Book Review: The Instructions by Adam Levin

I guess the first thing to be considered, for many perhaps the only thing to be considered with regard to Adam Levin's massive novel The Instructions is length. Although not quite matching James Joyce who needed 760 odd pages to chronicle the events of one day in Dublin, since his 1,000 plus tome covers four days in Chicago and environs, Levin has produced one hell of a long book. Of course, you could argue that since Joyce deals with two characters, not counting Molly, and Levin deals with only one, it is necessary to divide the pages in Ulysses by two and those of The Instructions by four in order to get a more accurate comparison. Then, of course, why not count Molly? In which case, the numbers are closer. Then again it may well be necessary, for accuracy's sake, to think about words on the page. After all Ulysses in the Modern Library edition hasn't quite the page size of the Canongate edition of The Instructions. It doesn't come close in bulk either: simply holding Levin's book to turn the pages is something of a chore. Suffice it to say this is one long book.

(To digress for a moment: if the kind of Talmudic analysis merely hinted at in this opening paragraph is not your cup of tea, if you think of it as nit-picking, you probably aren't going to care much for The Instructions. A good many of the 1,000 plus pages are taken up with precisely this kind of analysis of what characters say, what they write, what they do. Hardly anything — whether a wink, a nod, or a casual remark — goes unanalyzed. End of digression.)

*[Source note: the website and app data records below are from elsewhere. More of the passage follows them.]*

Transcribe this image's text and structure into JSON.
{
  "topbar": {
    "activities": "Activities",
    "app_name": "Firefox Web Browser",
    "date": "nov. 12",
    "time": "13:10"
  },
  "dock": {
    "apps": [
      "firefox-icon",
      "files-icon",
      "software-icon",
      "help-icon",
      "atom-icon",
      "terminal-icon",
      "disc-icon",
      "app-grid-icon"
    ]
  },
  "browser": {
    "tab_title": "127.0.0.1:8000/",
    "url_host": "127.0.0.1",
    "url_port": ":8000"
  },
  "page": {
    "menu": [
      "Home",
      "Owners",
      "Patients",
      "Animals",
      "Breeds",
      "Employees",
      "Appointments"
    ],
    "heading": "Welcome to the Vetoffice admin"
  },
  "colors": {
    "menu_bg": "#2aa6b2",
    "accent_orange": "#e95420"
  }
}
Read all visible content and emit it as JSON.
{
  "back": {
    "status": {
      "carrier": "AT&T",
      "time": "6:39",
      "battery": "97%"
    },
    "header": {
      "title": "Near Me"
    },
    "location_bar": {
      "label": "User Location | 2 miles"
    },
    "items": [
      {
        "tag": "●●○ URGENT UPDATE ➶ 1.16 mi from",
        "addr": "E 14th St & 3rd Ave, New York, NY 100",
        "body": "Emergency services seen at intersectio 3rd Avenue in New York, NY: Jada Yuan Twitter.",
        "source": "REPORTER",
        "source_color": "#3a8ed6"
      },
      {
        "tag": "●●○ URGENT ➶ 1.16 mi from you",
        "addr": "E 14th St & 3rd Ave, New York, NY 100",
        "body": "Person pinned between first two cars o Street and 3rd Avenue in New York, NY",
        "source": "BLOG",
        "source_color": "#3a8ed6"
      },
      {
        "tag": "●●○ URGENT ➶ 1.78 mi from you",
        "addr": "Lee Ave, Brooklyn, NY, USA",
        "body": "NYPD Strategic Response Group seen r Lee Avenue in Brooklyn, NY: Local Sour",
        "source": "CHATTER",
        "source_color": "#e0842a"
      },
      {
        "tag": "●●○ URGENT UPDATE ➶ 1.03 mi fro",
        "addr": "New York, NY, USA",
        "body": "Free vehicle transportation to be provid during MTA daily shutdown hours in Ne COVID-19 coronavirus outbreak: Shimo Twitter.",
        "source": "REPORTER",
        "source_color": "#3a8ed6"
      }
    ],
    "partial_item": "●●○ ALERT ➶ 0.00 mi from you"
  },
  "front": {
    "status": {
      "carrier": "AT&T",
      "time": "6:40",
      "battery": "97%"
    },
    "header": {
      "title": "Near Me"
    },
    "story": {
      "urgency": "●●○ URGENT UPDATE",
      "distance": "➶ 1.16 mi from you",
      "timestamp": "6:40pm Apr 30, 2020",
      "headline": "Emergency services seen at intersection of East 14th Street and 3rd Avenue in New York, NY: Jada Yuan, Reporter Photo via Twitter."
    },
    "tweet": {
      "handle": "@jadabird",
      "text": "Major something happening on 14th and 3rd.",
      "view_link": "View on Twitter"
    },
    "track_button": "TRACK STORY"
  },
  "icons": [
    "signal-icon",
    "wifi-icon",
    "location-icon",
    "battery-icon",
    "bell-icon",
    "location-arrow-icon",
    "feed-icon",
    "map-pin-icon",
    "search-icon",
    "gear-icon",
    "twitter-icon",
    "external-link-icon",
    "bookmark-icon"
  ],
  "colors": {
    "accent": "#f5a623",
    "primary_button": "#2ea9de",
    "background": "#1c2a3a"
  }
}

Length doesn't particularly bother me. When I finish one book, I start another. It really makes no difference how long a book is. Still, if you are going to spend the time on a book of this length, might you not be better off with War and Peace or Don Quixote? Back many years ago, a professor of mine once suggested a standard by which to test a work of literature. Ask yourself, he said, does the value you get from it justify the work you have to put into it. He wasn't necessarily talking about length only, he was talking about all the effort necessary to read a work and understand it. While this is a fine standard to measure a work's value, it is necessary to read the book and do all the work before making your judgment. If that judgment is that it wasn't worth the effort, you've in effect wasted all that time that might have been put to better use. On the other hand, as a critic, if I have done all that work and discovered that it was worth the effort for me, how can I know that all readers will end up with similar results?